After all of my criticism and all of that negativity, the game has it’s one saving grace: It’s narrative. The storyline, the character building and the fantastic voice acting are the only things that are motivating me to continue. As bored as I am of the actual gameplay, I constantly look forward to the cutscenes and Nolan North’s consistently charismatic performance is one of the few things that warrant sticking it through the tedious parts of the game.
I can see that there’s no doubt that Uncharted: The Nathan Drake Collection is an attempt to rekindle interest in the franchise and to allow new players (like me) to experience it for the first time if they didn’t on PS3. I’ve been watching a few graphical comparison videos of this 2015 re-release of 2007’s version of Drake’s Fortune and notwithstanding the vastly improved frame rate and 1080p jump, objects do seem to be much more detailed. I wouldn’t say that they’re brought in line with today’s general standard, but they’re certainly better. The same can be said about the lighting effects and cinematic depth-of-field effects which can be seen on this comparative screenshot.
Apparently, not everything is a step forward. There’s a noticeable lack of motion blur, which might rob some action-heavy scenes of their thunder. Even so, it’s evident that The Nathan Drake Collection is as much about creating a consistent Uncharted experience as anything else. Everything looks as if it’s been spruced up so that you won’t feel like you’re stepping into a time machine when you play the older titles. All I can imagine for veteran players is that the series won’t be exactly how you remembered it, but it beats having to settle for upscaled versions of action-adventures that are starting to show their age.

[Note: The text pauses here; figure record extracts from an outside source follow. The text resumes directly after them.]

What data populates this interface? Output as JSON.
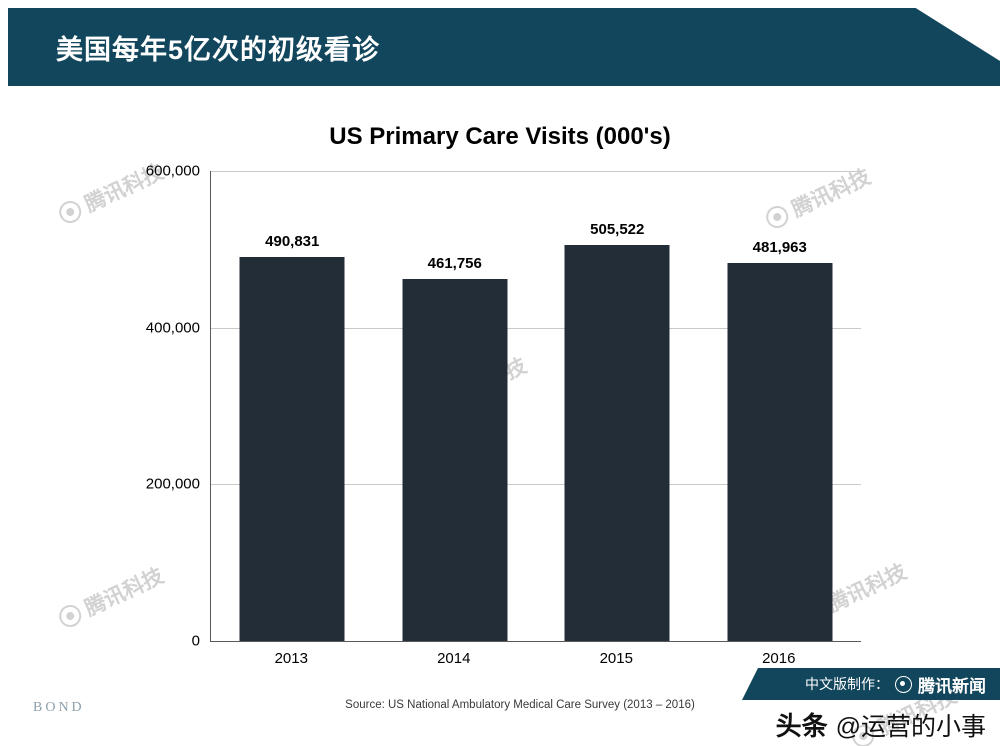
{
  "header": {
    "title": "美国每年5亿次的初级看诊"
  },
  "chart_data": {
    "type": "bar",
    "title": "US Primary Care Visits (000's)",
    "categories": [
      "2013",
      "2014",
      "2015",
      "2016"
    ],
    "values": [
      490831,
      461756,
      505522,
      481963
    ],
    "value_labels": [
      "490,831",
      "461,756",
      "505,522",
      "481,963"
    ],
    "ylim": [
      0,
      600000
    ],
    "yticks": [
      {
        "value": 600000,
        "label": "600,000"
      },
      {
        "value": 400000,
        "label": "400,000"
      },
      {
        "value": 200000,
        "label": "200,000"
      },
      {
        "value": 0,
        "label": "0"
      }
    ],
    "grid": true,
    "legend": false,
    "bar_color": "#232d38"
  },
  "source": "Source: US National Ambulatory Medical Care Survey (2013 – 2016)",
  "footer": {
    "bond": "BOND",
    "ribbon_prefix": "中文版制作：",
    "ribbon_brand": "腾讯新闻",
    "byline_brand": "头条",
    "byline_handle": "@运营的小事"
  },
  "watermark": {
    "text": "腾讯科技"
  },
  "colors": {
    "teal": "#11465c",
    "bar": "#232d38"
  }
}
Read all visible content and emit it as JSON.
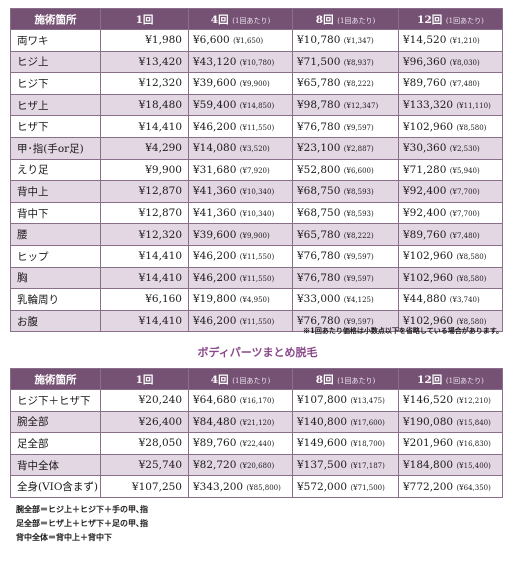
{
  "table1": {
    "headers": [
      "施術箇所",
      "1回",
      "4回",
      "8回",
      "12回"
    ],
    "header_sub": "(1回あたり)",
    "rows": [
      {
        "name": "両ワキ",
        "p1": "¥1,980",
        "p4": "¥6,600",
        "p4s": "(¥1,650)",
        "p8": "¥10,780",
        "p8s": "(¥1,347)",
        "p12": "¥14,520",
        "p12s": "(¥1,210)"
      },
      {
        "name": "ヒジ上",
        "p1": "¥13,420",
        "p4": "¥43,120",
        "p4s": "(¥10,780)",
        "p8": "¥71,500",
        "p8s": "(¥8,937)",
        "p12": "¥96,360",
        "p12s": "(¥8,030)"
      },
      {
        "name": "ヒジ下",
        "p1": "¥12,320",
        "p4": "¥39,600",
        "p4s": "(¥9,900)",
        "p8": "¥65,780",
        "p8s": "(¥8,222)",
        "p12": "¥89,760",
        "p12s": "(¥7,480)"
      },
      {
        "name": "ヒザ上",
        "p1": "¥18,480",
        "p4": "¥59,400",
        "p4s": "(¥14,850)",
        "p8": "¥98,780",
        "p8s": "(¥12,347)",
        "p12": "¥133,320",
        "p12s": "(¥11,110)"
      },
      {
        "name": "ヒザ下",
        "p1": "¥14,410",
        "p4": "¥46,200",
        "p4s": "(¥11,550)",
        "p8": "¥76,780",
        "p8s": "(¥9,597)",
        "p12": "¥102,960",
        "p12s": "(¥8,580)"
      },
      {
        "name": "甲･指(手or足)",
        "p1": "¥4,290",
        "p4": "¥14,080",
        "p4s": "(¥3,520)",
        "p8": "¥23,100",
        "p8s": "(¥2,887)",
        "p12": "¥30,360",
        "p12s": "(¥2,530)"
      },
      {
        "name": "えり足",
        "p1": "¥9,900",
        "p4": "¥31,680",
        "p4s": "(¥7,920)",
        "p8": "¥52,800",
        "p8s": "(¥6,600)",
        "p12": "¥71,280",
        "p12s": "(¥5,940)"
      },
      {
        "name": "背中上",
        "p1": "¥12,870",
        "p4": "¥41,360",
        "p4s": "(¥10,340)",
        "p8": "¥68,750",
        "p8s": "(¥8,593)",
        "p12": "¥92,400",
        "p12s": "(¥7,700)"
      },
      {
        "name": "背中下",
        "p1": "¥12,870",
        "p4": "¥41,360",
        "p4s": "(¥10,340)",
        "p8": "¥68,750",
        "p8s": "(¥8,593)",
        "p12": "¥92,400",
        "p12s": "(¥7,700)"
      },
      {
        "name": "腰",
        "p1": "¥12,320",
        "p4": "¥39,600",
        "p4s": "(¥9,900)",
        "p8": "¥65,780",
        "p8s": "(¥8,222)",
        "p12": "¥89,760",
        "p12s": "(¥7,480)"
      },
      {
        "name": "ヒップ",
        "p1": "¥14,410",
        "p4": "¥46,200",
        "p4s": "(¥11,550)",
        "p8": "¥76,780",
        "p8s": "(¥9,597)",
        "p12": "¥102,960",
        "p12s": "(¥8,580)"
      },
      {
        "name": "胸",
        "p1": "¥14,410",
        "p4": "¥46,200",
        "p4s": "(¥11,550)",
        "p8": "¥76,780",
        "p8s": "(¥9,597)",
        "p12": "¥102,960",
        "p12s": "(¥8,580)"
      },
      {
        "name": "乳輪周り",
        "p1": "¥6,160",
        "p4": "¥19,800",
        "p4s": "(¥4,950)",
        "p8": "¥33,000",
        "p8s": "(¥4,125)",
        "p12": "¥44,880",
        "p12s": "(¥3,740)"
      },
      {
        "name": "お腹",
        "p1": "¥14,410",
        "p4": "¥46,200",
        "p4s": "(¥11,550)",
        "p8": "¥76,780",
        "p8s": "(¥9,597)",
        "p12": "¥102,960",
        "p12s": "(¥8,580)"
      }
    ],
    "note": "※1回あたり価格は小数点以下を省略している場合があります。"
  },
  "section2_title": "ボディパーツまとめ脱毛",
  "table2": {
    "headers": [
      "施術箇所",
      "1回",
      "4回",
      "8回",
      "12回"
    ],
    "header_sub": "(1回あたり)",
    "rows": [
      {
        "name": "ヒジ下＋ヒザ下",
        "p1": "¥20,240",
        "p4": "¥64,680",
        "p4s": "(¥16,170)",
        "p8": "¥107,800",
        "p8s": "(¥13,475)",
        "p12": "¥146,520",
        "p12s": "(¥12,210)"
      },
      {
        "name": "腕全部",
        "p1": "¥26,400",
        "p4": "¥84,480",
        "p4s": "(¥21,120)",
        "p8": "¥140,800",
        "p8s": "(¥17,600)",
        "p12": "¥190,080",
        "p12s": "(¥15,840)"
      },
      {
        "name": "足全部",
        "p1": "¥28,050",
        "p4": "¥89,760",
        "p4s": "(¥22,440)",
        "p8": "¥149,600",
        "p8s": "(¥18,700)",
        "p12": "¥201,960",
        "p12s": "(¥16,830)"
      },
      {
        "name": "背中全体",
        "p1": "¥25,740",
        "p4": "¥82,720",
        "p4s": "(¥20,680)",
        "p8": "¥137,500",
        "p8s": "(¥17,187)",
        "p12": "¥184,800",
        "p12s": "(¥15,400)"
      },
      {
        "name": "全身(VIO含まず)",
        "p1": "¥107,250",
        "p4": "¥343,200",
        "p4s": "(¥85,800)",
        "p8": "¥572,000",
        "p8s": "(¥71,500)",
        "p12": "¥772,200",
        "p12s": "(¥64,350)"
      }
    ]
  },
  "notes": [
    "腕全部＝ヒジ上＋ヒジ下＋手の甲､指",
    "足全部＝ヒザ上＋ヒザ下＋足の甲､指",
    "背中全体＝背中上＋背中下"
  ],
  "colors": {
    "header_bg": "#755174",
    "stripe": "#e4d7e4",
    "accent": "#8a4a8a"
  }
}
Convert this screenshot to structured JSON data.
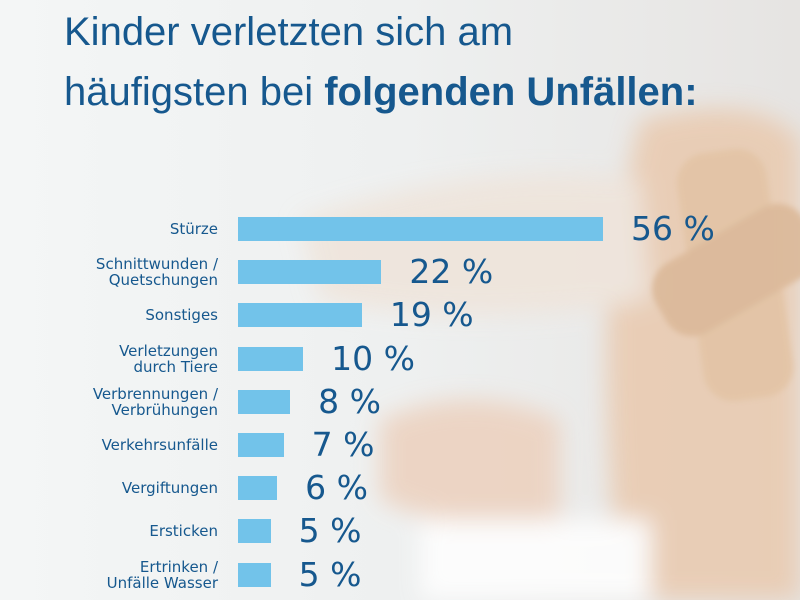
{
  "chart_data": {
    "type": "bar",
    "orientation": "horizontal",
    "title": "Kinder verletzten sich am häufigsten bei",
    "title_emphasis": "folgenden Unfällen:",
    "categories": [
      "Stürze",
      "Schnittwunden /\nQuetschungen",
      "Sonstiges",
      "Verletzungen\ndurch Tiere",
      "Verbrennungen /\nVerbrühungen",
      "Verkehrsunfälle",
      "Vergiftungen",
      "Ersticken",
      "Ertrinken /\nUnfälle Wasser"
    ],
    "values": [
      56,
      22,
      19,
      10,
      8,
      7,
      6,
      5,
      5
    ],
    "value_labels": [
      "56 %",
      "22 %",
      "19 %",
      "10 %",
      "8 %",
      "7 %",
      "6 %",
      "5 %",
      "5 %"
    ],
    "color": "#72c3ea"
  }
}
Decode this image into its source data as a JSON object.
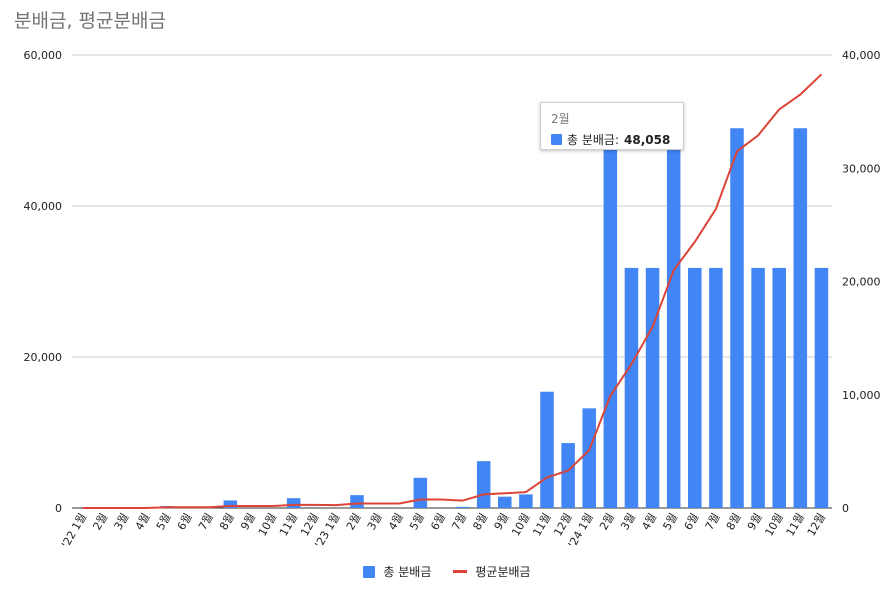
{
  "title": "분배금, 평균분배금",
  "colors": {
    "bar": "#4285f4",
    "line": "#db4437",
    "grid": "#cccccc"
  },
  "tooltip": {
    "title": "2월",
    "label": "총 분배금",
    "separator": ":",
    "value": "48,058"
  },
  "chart_data": {
    "type": "bar",
    "title": "분배금, 평균분배금",
    "categories": [
      "'22 1월",
      "2월",
      "3월",
      "4월",
      "5월",
      "6월",
      "7월",
      "8월",
      "9월",
      "10월",
      "11월",
      "12월",
      "'23 1월",
      "2월",
      "3월",
      "4월",
      "5월",
      "6월",
      "7월",
      "8월",
      "9월",
      "10월",
      "11월",
      "12월",
      "'24 1월",
      "2월",
      "3월",
      "4월",
      "5월",
      "6월",
      "7월",
      "8월",
      "9월",
      "10월",
      "11월",
      "12월"
    ],
    "y_left": {
      "min": 0,
      "max": 60000,
      "ticks": [
        "0",
        "20,000",
        "40,000",
        "60,000"
      ]
    },
    "y_right": {
      "min": 0,
      "max": 40000,
      "ticks": [
        "0",
        "10,000",
        "20,000",
        "30,000",
        "40,000"
      ]
    },
    "grid": true,
    "legend_position": "bottom",
    "series": [
      {
        "name": "총 분배금",
        "type": "bar",
        "axis": "left",
        "values": [
          0,
          0,
          0,
          0,
          250,
          0,
          0,
          1000,
          0,
          0,
          1300,
          0,
          0,
          1700,
          0,
          0,
          4000,
          0,
          150,
          6200,
          1500,
          1800,
          15400,
          8600,
          13200,
          48058,
          31800,
          31800,
          48058,
          31800,
          31800,
          50300,
          31800,
          31800,
          50300,
          31800
        ]
      },
      {
        "name": "평균분배금",
        "type": "line",
        "axis": "right",
        "values": [
          0,
          0,
          0,
          0,
          60,
          60,
          60,
          180,
          180,
          180,
          270,
          270,
          260,
          400,
          400,
          400,
          750,
          750,
          650,
          1200,
          1300,
          1400,
          2700,
          3300,
          5100,
          9900,
          12700,
          16000,
          21000,
          23500,
          26400,
          31500,
          32900,
          35200,
          36500,
          38300
        ]
      }
    ]
  }
}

So, I’m still plodding along and I haven’t quite thrown the towel in just yet. I came close though, the shooting sequences are really irritating. They break up the game and the story so jauntily. I’ve just finished the horrid Jet Ski chapter/mission and oh my, I think I’d rather contract leprosy than experience that disgusting piece of gameplay ever again. I hope that is the only Jet Skiing this game makes you do, because I swear, I’ll just call it quits right then and there.
But yeah, the story is great, the characters are even better and I can understand the popular acclaim the game has received; it’s just that these relentless, nonsensical arbitrary shooting portions are really getting me down. It’s clear that they’re just there to serve as a cheap tool to lengthen my game time too. Honestly, I’m so close to just watching all of the game’s cutscenes on YouTube and washing my hands clean of the stuff.
Roll on Uncharted 2: Among Thieves! Come on Sam! You’re nearly there…
Thoughts on the series so far…
It’s alright. The storyline is keeping my invested at the moment but without the characters and what they each bring to said storyline, I’m not sure that it would hold itself up on it’s own.
How this game managed to spin off and have so many successful sequels is beyond me, it looks like an average indie game I’d expect to find on the Xbox 360’s Live Arcade.